An Optimal Algorithm for Bandit Convex Optimization with Strongly-Convex and Smooth Loss

We consider non-stochastic bandit convex optimization with strongly-convex and smooth loss functions. For this problem, Hazan and Levy have proposed an algorithm with a regret bound of $\tilde{O}(d^{3/2} \sqrt{T})$ given access to an $O(d)$-self-concordant barrier over the feasible region, where $d$ and $T$ stand for the dimensionality of the feasible region and the number of rounds, respectively.

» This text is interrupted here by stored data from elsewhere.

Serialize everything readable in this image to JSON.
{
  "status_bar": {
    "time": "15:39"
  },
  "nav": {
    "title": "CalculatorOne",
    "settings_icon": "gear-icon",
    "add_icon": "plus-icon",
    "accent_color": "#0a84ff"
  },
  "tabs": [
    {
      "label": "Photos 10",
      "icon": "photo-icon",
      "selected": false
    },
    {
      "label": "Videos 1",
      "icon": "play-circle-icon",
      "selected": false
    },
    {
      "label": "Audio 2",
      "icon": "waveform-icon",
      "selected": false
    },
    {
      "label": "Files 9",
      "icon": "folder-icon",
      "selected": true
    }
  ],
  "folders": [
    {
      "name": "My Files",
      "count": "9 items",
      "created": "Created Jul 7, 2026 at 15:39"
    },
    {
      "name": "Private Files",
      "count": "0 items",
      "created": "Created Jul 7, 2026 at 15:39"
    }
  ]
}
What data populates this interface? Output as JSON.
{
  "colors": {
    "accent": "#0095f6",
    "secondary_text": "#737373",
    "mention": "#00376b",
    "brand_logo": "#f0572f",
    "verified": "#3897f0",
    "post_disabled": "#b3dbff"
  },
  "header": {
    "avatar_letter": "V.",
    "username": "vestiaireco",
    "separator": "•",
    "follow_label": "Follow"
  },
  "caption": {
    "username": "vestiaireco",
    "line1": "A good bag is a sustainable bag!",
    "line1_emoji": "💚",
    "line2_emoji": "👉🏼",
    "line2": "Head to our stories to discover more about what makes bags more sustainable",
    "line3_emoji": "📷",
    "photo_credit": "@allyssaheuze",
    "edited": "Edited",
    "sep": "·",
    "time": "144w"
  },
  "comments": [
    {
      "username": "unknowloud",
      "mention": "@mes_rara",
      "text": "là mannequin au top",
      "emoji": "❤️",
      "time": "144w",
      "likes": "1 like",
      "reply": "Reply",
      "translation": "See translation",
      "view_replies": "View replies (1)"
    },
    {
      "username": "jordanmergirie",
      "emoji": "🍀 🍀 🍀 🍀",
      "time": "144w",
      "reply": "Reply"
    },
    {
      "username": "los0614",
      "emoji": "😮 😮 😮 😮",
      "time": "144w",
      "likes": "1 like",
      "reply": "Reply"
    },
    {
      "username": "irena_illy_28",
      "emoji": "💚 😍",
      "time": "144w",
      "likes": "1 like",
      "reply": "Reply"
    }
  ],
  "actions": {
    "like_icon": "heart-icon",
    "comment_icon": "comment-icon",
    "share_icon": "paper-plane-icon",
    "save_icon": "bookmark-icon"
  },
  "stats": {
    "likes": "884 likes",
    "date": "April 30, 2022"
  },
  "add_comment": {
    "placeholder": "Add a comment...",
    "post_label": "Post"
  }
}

However, there are no known efficient ways for constructing self-concordant barriers for general convex sets, and a $\tilde{O}(\sqrt{d})$ gap has remained between the upper and lower bounds, as the known regret lower bound is $\Omega(d\sqrt{T})$. Our study resolves these two issues by introducing an algorithm that achieves an optimal regret bound of $\tilde{O}(d \sqrt{T})$ under a mild assumption, without self-concordant barriers. More precisely, the algorithm requires only a membership oracle for the feasible region, and it achieves an optimal regret bound of $\tilde{O}(d\sqrt{T})$ under the assumption that the optimal solution is an interior of the feasible region. Even without this assumption, our algorithm achieves $\tilde{O}(d^{3/2}\sqrt{T})$-regret.